3) Hacc-ı Kırân: Hac mevsiminde, tek ihrâm ile hem Umre, hem de hac ibâdetlerini yapmaya denir.
Bu hac çeşitlerinden birisine niyet eden hacı adaylarının [veya umreye niyet eden umrecilerin] ilk öğrenecekleri duâ ‘Telbiye’dir. Niyet yapılıp ihrâma girildikten sonra hacı adayı veya umreci bu telbiyeyi [ona ilâveten tekbîr, tehlîl ve salevât-ı şerîfeyi de] sık sık okuyacaktır…
Umre için belirli bir zaman yoktur, her zaman yapılabilir. Ramazân ayında yapılması mendup ve daha fazîletlidir. Ancak Hanefî mezhebinde “teşrîk günleri” denilen [yılda beş gün yanî Arefe günü sabâhından Bayram’ın 4. günü güneş batıncaya kadarki] süre içinde umre yapmak, tahrîmen mekrûhtur. Diğer üç mezhepte, haccetmeyen kişilerin teşrîk günleri dâhil her zaman umre yapmaları, kerâhetsiz câiz görülmüştür…
Mekke-i mükerremeye mîkât sınırları dışındaki yerlerden gelenler, yolları üzerindeki mîkâtlardan birinde ihrâma girerler. Mekke’de bulunulduğu esnâda umre yapmak istenirse, diğer Mekkeliler gibi, “Harem Bölgesi” dışına çıkılarak [meselâ en yakın mîkât mahalli Ten’îmdir] orada ihrâma girilir.
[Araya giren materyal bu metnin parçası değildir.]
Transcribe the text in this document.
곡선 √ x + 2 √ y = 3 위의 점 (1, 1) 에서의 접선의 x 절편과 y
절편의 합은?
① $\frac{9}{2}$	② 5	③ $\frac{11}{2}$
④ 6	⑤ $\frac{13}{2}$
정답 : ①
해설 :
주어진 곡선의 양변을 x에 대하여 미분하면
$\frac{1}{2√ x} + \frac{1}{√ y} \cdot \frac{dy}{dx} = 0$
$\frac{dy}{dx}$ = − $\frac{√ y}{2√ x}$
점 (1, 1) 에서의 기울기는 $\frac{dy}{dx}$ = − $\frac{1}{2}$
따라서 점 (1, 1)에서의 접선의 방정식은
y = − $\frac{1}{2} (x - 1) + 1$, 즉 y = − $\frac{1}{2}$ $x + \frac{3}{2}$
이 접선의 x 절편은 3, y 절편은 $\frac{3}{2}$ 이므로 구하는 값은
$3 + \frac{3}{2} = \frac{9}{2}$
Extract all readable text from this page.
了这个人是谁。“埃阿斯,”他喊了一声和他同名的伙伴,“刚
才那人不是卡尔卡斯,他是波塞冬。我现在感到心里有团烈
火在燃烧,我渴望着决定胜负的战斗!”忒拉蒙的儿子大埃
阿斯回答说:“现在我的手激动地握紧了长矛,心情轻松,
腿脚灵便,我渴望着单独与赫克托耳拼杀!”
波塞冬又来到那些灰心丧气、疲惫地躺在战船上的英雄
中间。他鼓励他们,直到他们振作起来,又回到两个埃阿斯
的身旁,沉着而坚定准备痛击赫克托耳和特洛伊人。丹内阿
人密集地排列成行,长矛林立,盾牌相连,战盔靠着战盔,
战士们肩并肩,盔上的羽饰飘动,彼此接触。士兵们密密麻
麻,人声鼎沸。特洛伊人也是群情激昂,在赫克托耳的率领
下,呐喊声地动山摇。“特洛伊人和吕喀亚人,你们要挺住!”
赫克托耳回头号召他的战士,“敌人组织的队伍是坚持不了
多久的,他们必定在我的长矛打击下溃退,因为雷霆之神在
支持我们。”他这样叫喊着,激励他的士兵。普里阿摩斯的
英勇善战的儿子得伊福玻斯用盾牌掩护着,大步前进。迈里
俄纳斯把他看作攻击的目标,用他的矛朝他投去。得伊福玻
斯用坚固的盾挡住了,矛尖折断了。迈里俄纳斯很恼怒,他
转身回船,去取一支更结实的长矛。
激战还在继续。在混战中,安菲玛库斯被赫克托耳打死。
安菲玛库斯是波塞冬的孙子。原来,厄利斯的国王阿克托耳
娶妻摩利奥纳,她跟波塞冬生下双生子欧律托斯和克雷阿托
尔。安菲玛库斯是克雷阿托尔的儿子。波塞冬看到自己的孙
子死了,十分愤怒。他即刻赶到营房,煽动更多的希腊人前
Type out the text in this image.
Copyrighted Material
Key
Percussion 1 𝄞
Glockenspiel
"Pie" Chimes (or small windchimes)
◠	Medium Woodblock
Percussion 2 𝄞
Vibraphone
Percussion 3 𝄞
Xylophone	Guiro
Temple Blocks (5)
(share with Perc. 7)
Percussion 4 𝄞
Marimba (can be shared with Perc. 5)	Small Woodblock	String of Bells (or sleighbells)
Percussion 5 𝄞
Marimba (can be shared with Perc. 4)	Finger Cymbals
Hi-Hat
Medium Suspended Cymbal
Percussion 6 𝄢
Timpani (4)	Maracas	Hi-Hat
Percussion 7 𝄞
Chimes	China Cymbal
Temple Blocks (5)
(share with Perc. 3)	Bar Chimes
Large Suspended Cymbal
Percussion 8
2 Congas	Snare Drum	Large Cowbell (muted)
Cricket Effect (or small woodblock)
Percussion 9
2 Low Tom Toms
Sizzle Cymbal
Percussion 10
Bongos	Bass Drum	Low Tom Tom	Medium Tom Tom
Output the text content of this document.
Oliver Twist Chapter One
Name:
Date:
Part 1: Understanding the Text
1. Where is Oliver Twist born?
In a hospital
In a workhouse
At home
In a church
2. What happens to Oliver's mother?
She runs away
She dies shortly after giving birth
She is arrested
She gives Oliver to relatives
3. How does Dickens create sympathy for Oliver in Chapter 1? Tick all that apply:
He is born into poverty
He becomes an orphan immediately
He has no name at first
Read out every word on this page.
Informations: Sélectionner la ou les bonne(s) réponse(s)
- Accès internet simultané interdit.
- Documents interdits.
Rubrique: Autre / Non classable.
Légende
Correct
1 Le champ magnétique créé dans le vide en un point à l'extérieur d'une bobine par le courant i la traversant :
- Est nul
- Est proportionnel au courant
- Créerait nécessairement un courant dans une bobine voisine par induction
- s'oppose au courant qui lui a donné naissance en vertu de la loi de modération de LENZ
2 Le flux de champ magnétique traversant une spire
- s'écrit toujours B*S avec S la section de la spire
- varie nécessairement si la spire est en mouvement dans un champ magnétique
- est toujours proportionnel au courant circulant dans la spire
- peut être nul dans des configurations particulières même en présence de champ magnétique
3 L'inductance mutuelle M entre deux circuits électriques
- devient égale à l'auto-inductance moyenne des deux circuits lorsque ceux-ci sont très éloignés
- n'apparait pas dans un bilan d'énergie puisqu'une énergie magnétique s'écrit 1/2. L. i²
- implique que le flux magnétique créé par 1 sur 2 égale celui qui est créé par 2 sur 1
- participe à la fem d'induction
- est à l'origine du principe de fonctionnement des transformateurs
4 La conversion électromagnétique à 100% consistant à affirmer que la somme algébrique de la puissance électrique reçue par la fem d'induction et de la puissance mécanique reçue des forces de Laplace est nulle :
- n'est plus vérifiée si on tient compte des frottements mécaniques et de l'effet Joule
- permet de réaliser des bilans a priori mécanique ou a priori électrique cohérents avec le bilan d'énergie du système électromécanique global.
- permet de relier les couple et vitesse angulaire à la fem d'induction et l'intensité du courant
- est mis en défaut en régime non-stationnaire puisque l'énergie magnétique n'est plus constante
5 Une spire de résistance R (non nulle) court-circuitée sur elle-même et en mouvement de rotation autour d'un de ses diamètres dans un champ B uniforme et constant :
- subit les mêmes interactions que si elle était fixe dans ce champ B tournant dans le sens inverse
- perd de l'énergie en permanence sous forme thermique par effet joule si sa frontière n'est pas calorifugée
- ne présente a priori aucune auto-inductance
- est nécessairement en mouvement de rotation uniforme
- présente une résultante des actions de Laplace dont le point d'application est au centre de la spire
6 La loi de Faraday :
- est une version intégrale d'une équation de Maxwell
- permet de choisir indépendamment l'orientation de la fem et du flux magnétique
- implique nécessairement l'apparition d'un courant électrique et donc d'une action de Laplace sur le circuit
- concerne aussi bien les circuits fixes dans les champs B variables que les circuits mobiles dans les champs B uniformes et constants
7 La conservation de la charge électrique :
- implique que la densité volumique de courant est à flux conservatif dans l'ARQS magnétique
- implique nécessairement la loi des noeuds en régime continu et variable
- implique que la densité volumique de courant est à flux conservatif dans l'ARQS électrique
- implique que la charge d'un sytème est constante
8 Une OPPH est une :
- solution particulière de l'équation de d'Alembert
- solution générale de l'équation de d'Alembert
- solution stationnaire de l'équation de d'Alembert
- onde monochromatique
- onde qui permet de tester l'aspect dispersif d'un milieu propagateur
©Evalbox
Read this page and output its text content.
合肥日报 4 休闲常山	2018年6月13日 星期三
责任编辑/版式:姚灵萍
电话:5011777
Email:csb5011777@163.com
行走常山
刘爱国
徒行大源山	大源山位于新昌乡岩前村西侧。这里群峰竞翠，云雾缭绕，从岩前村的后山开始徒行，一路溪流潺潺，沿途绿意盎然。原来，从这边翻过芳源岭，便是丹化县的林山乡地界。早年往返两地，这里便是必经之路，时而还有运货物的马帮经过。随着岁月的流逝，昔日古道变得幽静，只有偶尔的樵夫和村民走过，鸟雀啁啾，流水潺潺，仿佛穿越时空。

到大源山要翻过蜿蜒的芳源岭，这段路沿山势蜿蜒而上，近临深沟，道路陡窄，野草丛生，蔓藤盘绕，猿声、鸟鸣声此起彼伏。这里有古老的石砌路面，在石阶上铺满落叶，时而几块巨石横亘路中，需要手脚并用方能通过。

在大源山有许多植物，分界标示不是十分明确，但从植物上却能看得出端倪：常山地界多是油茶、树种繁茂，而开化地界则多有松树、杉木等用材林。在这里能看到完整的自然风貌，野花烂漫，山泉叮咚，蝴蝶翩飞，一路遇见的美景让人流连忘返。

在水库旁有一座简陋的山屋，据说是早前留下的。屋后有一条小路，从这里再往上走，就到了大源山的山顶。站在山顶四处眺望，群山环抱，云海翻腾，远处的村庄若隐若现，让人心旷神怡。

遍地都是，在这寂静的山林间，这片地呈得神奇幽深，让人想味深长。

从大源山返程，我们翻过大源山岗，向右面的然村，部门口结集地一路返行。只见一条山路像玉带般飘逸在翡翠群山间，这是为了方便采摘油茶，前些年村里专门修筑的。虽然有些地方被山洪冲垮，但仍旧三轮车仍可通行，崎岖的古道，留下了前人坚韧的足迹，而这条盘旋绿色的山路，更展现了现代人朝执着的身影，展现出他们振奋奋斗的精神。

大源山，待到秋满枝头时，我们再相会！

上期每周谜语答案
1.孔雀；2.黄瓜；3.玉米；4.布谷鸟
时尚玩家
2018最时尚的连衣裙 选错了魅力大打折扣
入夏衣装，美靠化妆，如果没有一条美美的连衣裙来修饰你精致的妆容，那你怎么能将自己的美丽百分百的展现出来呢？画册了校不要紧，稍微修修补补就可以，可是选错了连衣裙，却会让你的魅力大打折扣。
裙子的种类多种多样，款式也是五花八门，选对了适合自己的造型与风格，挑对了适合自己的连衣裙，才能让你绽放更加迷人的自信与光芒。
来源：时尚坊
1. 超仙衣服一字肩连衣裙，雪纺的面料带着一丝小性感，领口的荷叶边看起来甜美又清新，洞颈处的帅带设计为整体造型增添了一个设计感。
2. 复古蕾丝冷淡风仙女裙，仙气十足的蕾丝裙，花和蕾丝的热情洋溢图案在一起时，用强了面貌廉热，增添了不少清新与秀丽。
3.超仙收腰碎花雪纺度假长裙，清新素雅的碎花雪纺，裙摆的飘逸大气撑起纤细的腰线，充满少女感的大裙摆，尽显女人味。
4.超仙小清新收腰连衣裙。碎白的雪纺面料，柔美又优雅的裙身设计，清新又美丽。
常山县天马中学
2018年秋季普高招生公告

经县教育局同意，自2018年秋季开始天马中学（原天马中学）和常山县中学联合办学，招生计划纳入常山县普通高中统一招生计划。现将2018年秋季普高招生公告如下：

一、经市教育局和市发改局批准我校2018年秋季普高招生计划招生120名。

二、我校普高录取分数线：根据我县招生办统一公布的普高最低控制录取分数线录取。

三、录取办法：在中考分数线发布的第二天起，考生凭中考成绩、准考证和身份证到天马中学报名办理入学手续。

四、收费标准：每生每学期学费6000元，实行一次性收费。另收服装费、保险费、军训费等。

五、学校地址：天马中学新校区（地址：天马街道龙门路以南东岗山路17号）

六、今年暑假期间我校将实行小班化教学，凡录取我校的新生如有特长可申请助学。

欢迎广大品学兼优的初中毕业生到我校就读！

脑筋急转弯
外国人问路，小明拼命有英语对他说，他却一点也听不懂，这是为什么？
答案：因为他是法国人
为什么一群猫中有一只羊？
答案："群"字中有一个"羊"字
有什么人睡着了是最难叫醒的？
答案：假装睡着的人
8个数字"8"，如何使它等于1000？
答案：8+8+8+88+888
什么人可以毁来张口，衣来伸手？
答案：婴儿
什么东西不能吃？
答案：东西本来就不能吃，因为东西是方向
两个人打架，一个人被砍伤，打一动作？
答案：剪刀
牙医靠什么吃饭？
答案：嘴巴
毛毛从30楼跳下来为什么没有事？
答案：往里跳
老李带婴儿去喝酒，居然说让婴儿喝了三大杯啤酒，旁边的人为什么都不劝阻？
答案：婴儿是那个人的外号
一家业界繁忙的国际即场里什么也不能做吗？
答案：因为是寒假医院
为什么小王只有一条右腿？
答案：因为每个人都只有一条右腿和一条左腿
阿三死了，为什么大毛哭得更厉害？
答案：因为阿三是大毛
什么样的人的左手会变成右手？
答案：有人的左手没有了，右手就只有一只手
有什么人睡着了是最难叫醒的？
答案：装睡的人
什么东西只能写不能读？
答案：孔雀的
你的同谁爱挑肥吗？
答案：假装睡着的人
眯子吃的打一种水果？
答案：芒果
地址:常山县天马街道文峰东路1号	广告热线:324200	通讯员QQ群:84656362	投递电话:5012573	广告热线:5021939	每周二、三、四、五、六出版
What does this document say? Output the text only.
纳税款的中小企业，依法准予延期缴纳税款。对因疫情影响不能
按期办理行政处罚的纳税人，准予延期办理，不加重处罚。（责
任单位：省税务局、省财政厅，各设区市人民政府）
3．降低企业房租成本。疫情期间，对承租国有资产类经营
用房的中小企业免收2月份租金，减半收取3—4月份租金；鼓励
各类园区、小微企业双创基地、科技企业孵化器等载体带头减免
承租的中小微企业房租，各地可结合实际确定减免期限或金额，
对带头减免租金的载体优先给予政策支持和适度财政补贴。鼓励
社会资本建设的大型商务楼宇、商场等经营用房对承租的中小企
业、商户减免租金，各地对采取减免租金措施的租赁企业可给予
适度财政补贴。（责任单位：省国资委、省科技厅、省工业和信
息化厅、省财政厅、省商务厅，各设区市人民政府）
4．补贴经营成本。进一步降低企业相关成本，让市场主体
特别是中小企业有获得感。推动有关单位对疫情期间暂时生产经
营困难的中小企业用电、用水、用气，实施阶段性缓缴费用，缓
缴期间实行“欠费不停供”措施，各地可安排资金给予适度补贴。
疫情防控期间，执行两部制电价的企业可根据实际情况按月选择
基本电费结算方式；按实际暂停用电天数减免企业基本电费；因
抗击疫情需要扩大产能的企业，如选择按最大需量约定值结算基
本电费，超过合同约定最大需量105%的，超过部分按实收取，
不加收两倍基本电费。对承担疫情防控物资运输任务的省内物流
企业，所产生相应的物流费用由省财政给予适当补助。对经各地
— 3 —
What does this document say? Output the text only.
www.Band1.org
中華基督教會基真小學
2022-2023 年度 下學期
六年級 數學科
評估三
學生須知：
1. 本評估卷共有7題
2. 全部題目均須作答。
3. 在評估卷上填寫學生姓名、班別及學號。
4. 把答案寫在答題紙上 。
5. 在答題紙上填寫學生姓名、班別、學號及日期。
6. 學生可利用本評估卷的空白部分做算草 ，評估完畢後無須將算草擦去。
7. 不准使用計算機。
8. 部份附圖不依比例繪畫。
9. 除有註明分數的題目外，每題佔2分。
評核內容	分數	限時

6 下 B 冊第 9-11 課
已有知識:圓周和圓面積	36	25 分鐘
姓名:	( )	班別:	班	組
Hanefîler’e göre, Umrenin farzı ikidir: “İhrâm” ve “tavâf”. Bunlardan ihrâm umrenin şartı [yanî dışındaki farz]; tavâf ise, rükündür [yanî içindeki farzdır]. (Safâ ile Merve arasında) Sa’y yapmak ve tıraş olmak [halk=saçı tamâmen kesmek veya taksîr=saçları kısaltmak] ise vâciptir. Şu hâlde umrenin vacipleri, sa’y ile tıraş olup ihrâmdan çıkmaktır…
Bir insana umrenin sünnet (veya farz) olabilmesi için Müslümân, âkıl/akıllı, bâliğ/bülûğa ermiş, hür/özgür, ekonomik gücü yeterli ve sağlıklı olması, yol güvenliğinin bulunması ve kadının ise bunlara ilâveten can, mâl ve nâmûs güvenliğinin sağlanmış olması gerekir…
Borcu bulunanın veya gidip gelirken bazı günâhları işleme durumu olanın yahut memleketinde başka farzlar işleme imkânı olanın, bunu yapmayıp umreye gitmesi câiz midir? diye bir suâl hâtıra gelirse, çok kısa olarak şunlar söylenebilir:
İmâm-ı Rabbânî hazretleri buyuruyor ki: “Umreye gitmek farz ve vâcib değildir, nâfile bir ibâdettir. Nâfile ibâdeti yapmak, bir farzın terkine veya bir harâm işlemeye sebep olursa, ibâdet olmaktan çıkar, günâh işlemek olur.” (I, 124) Bu bakımdan hac ve umre esnâsında da hiçbir farzı kaçırmamaya ve hiçbir harâmı işlememeye çok dikkat etmelidir.